La ville de Bodø en Norvège est entrée dans l’histoire radiophonique le mercredi 11 janvier dernier en devenant la première ville à basculer dans la radio uniquement numérique et à débrancher son réseau FM. La Norvège va progressivement opérer ce basculement à l’échelle nationale durant l’année pour devenir entièrement numérique d’ici à la fin 2017. Le pays deviendra ainsi le premier au monde à passer exclusivement à la RNT.

Les avantages de la RNT :

–          Meilleur qualité du son,

–          Coûts de diffusion moins importants que pour la FM,

–          Possibilité d’enrichir le signal sonore avec d’autres contenus comme du texte, des images, des vidéos ou des messages d’alertes,

–          Diffusion potentielle d’un nombre de stations plus importantes

–          Possibilité de pouvoir stopper ou rembobiner la diffusion en direct.

L’exemple de la Norvège laisse entrevoir un avenir prometteur pour la RNT. Ce pays, précurseur en la matière, pourrait montrer la voie à suivre pour l’ensemble du vieux continent. Aujourd’hui, huit pays de l’Union Européenne ont plus de 95% de leur population couverte.
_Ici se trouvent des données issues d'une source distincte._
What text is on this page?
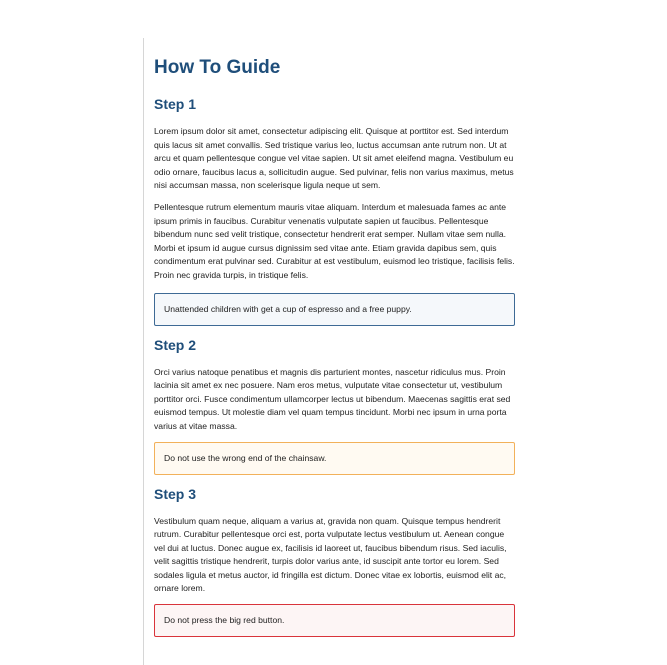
How To Guide
Step 1

Lorem ipsum dolor sit amet, consectetur adipiscing elit. Quisque at porttitor est. Sed interdum quis lacus sit amet convallis. Sed tristique varius leo, luctus accumsan ante rutrum non. Ut at arcu et quam pellentesque congue vel vitae sapien. Ut sit amet eleifend magna. Vestibulum eu odio ornare, faucibus lacus a, sollicitudin augue. Sed pulvinar, felis non varius maximus, metus nisi accumsan massa, non scelerisque ligula neque ut sem.

Pellentesque rutrum elementum mauris vitae aliquam. Interdum et malesuada fames ac ante ipsum primis in faucibus. Curabitur venenatis vulputate sapien ut faucibus. Pellentesque bibendum nunc sed velit tristique, consectetur hendrerit erat semper. Nullam vitae sem nulla. Morbi et ipsum id augue cursus dignissim sed vitae ante. Etiam gravida dapibus sem, quis condimentum erat pulvinar sed. Curabitur at est vestibulum, euismod leo tristique, facilisis felis. Proin nec gravida turpis, in tristique felis.

Unattended children with get a cup of espresso and a free puppy.
Step 2

Orci varius natoque penatibus et magnis dis parturient montes, nascetur ridiculus mus. Proin lacinia sit amet ex nec posuere. Nam eros metus, vulputate vitae consectetur ut, vestibulum porttitor orci. Fusce condimentum ullamcorper lectus ut bibendum. Maecenas sagittis erat sed euismod tempus. Ut molestie diam vel quam tempus tincidunt. Morbi nec ipsum in urna porta varius at vitae massa.

Do not use the wrong end of the chainsaw.
Step 3

Vestibulum quam neque, aliquam a varius at, gravida non quam. Quisque tempus hendrerit rutrum. Curabitur pellentesque orci est, porta vulputate lectus vestibulum ut. Aenean congue vel dui at luctus. Donec augue ex, facilisis id laoreet ut, faucibus bibendum risus. Sed iaculis, velit sagittis tristique hendrerit, turpis dolor varius ante, id suscipit ante tortor eu lorem. Sed sodales ligula et metus auctor, id fringilla est dictum. Donec vitae ex lobortis, euismod elit ac, ornare lorem.

Do not press the big red button.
Une proportion qui passe à  56% si l’on raisonne à l’échelle du continent. Pour autant, la Norvège reste un cas particulier. La géographie du pays, avec ses fjords et ses montagnes, rendait en effet la diffusion FM assez chère. De plus, il n’y a que 5 millions de norvégiens et une grande partie de la population est concentrée dans la capitale ou dans les villes côtières. Une situation qui n’est pas comparable avec de nombreux autres pays dont la France, avec ses 65 millions d’habitants dont seulement 15% vivent dans une agglomération de plus de 100 000 personnes.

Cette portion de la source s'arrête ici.